I read all the comments that are left on my posts. I might not reply, but I really do, and for the most part, they’re really interesting to read and I’m glad that what I write can compel you to share your opinion. I write a lot on the topic of emotions and relationships and I’ve noticed that a large portion of the comments are left by females. One can assume that a lot of ppl who follow me are girls, or only girls take the time to read & and write comments, and while those explanations do have merit, I think it’s something else…
Women are tougher than men. Yes, both physically and emotionally. This conclusion comes from observing my mother (and many other mothers of their immigrant generation), and by looking at the girls who’ve shaped my personal life. Reading some of the comments left by females further confirm this and compelled me to write about it.
PHYSICALLY – Beyond opening jars
I won’t spend too long on the physical comparisons. This isn’t about who can bench press more weight (although I’ve definitely been out squat and cruched by a girl heh), but I actually think girls are stronger than they allow themselves to be. (I totally encourage girls to not be afraid of that.) Physical pain is also a good test of one’s toughness, and this part of the debate ends with the fact that girls have to deal w/ a monthly visitor most of their life and go through labor. I can’t imagine men dealing with those things any better to be honest, regardless of how much more I can curl than them.
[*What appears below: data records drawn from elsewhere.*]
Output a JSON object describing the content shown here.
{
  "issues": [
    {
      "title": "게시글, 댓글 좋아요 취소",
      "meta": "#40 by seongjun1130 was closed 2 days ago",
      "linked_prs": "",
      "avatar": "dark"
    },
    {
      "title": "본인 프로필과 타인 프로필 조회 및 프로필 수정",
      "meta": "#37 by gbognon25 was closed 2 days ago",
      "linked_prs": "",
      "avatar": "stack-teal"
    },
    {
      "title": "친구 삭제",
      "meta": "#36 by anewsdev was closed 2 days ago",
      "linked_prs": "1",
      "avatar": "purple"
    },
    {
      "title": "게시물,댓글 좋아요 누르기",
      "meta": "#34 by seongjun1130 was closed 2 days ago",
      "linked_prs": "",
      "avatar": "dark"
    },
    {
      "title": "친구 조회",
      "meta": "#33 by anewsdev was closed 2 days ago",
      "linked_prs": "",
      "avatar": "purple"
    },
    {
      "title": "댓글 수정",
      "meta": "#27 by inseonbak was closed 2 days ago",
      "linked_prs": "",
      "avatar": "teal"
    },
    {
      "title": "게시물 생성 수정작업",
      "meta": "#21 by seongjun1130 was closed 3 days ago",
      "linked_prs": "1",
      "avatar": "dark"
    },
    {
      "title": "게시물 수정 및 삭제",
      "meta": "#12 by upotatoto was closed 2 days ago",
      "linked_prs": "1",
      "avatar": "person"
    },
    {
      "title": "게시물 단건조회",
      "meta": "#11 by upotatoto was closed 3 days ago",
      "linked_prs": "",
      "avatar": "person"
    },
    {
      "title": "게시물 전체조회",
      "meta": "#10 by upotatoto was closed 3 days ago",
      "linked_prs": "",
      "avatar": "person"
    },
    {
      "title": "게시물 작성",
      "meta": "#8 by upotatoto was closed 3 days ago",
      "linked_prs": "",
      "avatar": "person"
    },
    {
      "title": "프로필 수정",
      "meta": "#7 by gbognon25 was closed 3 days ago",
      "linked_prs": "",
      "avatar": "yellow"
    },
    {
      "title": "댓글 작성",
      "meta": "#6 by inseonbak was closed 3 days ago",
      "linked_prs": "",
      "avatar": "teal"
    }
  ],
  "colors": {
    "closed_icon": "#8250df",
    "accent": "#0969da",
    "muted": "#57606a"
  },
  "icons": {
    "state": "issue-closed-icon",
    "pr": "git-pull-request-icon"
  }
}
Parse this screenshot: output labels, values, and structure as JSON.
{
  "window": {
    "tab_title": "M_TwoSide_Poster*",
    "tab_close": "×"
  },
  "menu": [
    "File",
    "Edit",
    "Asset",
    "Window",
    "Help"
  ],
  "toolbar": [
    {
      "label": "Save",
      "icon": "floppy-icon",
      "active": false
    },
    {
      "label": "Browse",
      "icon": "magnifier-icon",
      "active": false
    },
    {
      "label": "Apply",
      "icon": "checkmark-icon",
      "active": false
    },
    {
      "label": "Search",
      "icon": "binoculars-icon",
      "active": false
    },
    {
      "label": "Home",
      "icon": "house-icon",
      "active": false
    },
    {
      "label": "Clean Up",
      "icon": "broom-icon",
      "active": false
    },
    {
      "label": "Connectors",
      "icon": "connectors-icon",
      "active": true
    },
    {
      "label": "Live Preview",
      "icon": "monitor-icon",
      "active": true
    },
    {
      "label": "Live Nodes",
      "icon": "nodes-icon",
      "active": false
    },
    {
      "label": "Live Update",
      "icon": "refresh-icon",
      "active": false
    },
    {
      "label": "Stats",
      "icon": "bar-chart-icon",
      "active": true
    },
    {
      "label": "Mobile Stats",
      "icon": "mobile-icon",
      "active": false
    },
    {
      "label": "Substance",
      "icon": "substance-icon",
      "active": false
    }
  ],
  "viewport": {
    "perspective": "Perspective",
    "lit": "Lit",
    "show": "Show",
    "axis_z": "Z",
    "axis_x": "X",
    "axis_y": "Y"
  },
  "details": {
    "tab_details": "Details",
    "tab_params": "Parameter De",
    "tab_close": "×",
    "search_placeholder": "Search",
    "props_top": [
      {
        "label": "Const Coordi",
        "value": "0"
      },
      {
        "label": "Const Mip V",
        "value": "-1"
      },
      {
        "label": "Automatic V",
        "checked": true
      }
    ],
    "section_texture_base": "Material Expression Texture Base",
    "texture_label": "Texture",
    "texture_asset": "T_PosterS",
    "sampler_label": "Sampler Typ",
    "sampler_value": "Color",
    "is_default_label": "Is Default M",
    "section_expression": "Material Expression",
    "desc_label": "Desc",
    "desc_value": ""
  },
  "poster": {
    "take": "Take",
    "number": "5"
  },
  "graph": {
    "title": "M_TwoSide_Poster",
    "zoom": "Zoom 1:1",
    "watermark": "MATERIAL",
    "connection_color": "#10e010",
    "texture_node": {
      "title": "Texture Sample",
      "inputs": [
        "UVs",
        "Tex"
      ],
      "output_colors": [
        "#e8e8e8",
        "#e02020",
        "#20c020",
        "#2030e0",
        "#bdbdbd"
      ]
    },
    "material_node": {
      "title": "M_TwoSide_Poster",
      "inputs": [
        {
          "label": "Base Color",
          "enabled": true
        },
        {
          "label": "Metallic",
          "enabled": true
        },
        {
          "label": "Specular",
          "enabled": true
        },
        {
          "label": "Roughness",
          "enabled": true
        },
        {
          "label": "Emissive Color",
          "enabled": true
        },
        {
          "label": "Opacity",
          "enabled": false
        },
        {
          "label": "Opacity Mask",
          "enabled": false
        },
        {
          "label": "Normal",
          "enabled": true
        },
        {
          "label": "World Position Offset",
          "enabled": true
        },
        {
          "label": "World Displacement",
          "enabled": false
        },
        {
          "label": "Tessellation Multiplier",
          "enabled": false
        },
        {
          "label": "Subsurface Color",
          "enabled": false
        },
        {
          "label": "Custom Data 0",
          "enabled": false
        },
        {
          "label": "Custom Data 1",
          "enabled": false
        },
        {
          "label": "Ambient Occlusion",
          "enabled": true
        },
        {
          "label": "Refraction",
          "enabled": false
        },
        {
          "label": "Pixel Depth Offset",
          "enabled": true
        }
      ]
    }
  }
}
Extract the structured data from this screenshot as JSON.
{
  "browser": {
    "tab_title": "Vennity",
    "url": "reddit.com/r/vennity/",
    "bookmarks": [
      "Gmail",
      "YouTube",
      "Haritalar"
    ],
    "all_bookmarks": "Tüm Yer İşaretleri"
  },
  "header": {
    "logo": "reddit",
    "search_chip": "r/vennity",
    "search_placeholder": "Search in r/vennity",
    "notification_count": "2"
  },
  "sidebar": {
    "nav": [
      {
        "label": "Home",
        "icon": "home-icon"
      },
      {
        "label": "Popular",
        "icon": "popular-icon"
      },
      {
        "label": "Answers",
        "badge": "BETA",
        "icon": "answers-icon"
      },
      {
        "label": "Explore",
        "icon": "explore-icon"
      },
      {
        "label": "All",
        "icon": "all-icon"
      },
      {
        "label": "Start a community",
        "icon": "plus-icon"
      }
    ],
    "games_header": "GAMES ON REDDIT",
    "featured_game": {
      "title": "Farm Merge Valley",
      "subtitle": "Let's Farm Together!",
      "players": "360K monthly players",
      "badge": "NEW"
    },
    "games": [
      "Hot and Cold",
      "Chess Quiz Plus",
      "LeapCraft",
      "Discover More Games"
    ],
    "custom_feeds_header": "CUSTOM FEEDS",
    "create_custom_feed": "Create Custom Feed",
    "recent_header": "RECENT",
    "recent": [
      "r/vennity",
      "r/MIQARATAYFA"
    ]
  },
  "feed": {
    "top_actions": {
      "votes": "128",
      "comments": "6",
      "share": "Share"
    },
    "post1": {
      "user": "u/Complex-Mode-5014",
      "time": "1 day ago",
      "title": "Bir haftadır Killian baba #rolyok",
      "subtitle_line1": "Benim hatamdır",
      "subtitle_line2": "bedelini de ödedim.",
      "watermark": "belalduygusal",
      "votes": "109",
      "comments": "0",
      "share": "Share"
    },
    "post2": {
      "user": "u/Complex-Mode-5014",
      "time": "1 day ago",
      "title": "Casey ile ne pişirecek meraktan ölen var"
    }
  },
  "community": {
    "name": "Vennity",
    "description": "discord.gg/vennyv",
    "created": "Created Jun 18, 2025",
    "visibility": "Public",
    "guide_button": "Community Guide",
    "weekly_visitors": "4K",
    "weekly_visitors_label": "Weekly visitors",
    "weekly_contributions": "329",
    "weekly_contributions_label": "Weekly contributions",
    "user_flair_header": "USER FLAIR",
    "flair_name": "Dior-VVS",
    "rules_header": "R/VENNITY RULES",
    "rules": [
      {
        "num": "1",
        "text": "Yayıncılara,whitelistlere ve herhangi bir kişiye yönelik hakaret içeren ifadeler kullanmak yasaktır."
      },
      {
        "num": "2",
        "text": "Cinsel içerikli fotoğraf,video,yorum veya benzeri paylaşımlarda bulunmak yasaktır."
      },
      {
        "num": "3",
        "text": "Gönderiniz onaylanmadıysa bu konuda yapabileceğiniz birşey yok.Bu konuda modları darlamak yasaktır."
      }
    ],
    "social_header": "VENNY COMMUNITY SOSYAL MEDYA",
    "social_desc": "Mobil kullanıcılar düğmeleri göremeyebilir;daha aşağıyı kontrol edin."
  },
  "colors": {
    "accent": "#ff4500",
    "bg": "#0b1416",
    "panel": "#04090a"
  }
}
EMOTIONALLY – Guys are emotional messes too
So the conversation continues into emotional toughness, which I believe women take by a landslide. The knee jerk reaction might be to think this is totally false because, women cry and have breakdowns and are “too sensitive” etc, but I’d argue that men feel all those things (we’re all human), and actually manifest those emotions in much more detrimental ways. There are large scale indications of this just by looking at society. More men leave their families, more single parent homes are just the mother, more men commit adultery than women, most of the time it’s men who have “commitment issues”. My theory is that men can’t take pressure as well as women. They’d rather run from problems and they lash out and act irrationally when they can’t figure out their emotions. (remember my very first sentence?) When things aren’t going right in life, when faced with real challenges, women step up and hold their ground and are more willing to compromise for the overall good. When obstacles mess everything up, they are able to dig deep and pull themselves out (even if it is just a front) while guys stereotypically mask the problems or are too weak to make changes.
This is where the comments of my blog come in. I write a lot of about uncertainty in love/relationships, about being afraid, and even specially TO men about commitment issues… and it’s funny that it’s girls who are responding with their own experiences of believing in love, trusting their man, pushing and working to make a relationships last even if it’s not right. And the men? Crickets. I’m a dude sharing my dude problems, why are girls giving me advice?? It’s not the same. Let’s talk dudes! But a guy’s comments/thoughts are few and far between. Why? 1, Pride? We might not want to admit our faults/struggles because it makes us look bad. 2, Guys don’t think about this much and therefore don’t even realize there’s a problem. 3, Yeah, maybe I just really have no guys wanting to read about relationships (although I really think guys should read because… yo, I keep it real here. I’m not feeding romantic fairy tales or anything)
MATERNALLY SPEAKING – Nothing stronger
I think about my mother, and all the sacrifices she made in her life and her aspirations to fit my father’s needs, and ultimately my family’s. This is not the life she imagined for herself, but she loves her children, she is mentally grounded, and she’s made it work for the last 30+ years. Not saying my father is weak (he has definitely kept up his part of the “deal” with his own sacrifices), but I will always be amazed by a mother’s love. Several of my previous girlfriends were from single family homes where the mom held up the family after the father left/divorced. Thinking about this makes me very emotional, and further impressed/grateful that incredible girls were able to rise from that missing male figure. That strength was then applied to me as well, when they were able to stand stronger than me when we faced significant challenges. I guess that was the true reason behind this tweet last year…
EVERYTHING ELSE… no contest
I won’t even get into the societal pressures and gender issues they have to deal with in media/the workplace/everywhere. There’s nothing I need to (or should have to) explain or convince in that area.
Anyway, this has gone on long enough. I wonder how many men will speak up to disagree.. boys, your silence will only confirm what I say. jk… really though, I hope I haven’t offended anyone who grew up with an incredible single father, or a guy who held down his relationships like a true man (that’s another post, one that’ll praise boys). This post was in no way meant to talk down on men, instead it was to uplift and give credit to girls. I’m not saying women don’t cheat and women don’t do terrible things to good people.. All humans are weak in a variety of ways, but girls… the older we all get, the more I’m constantly amazed by you.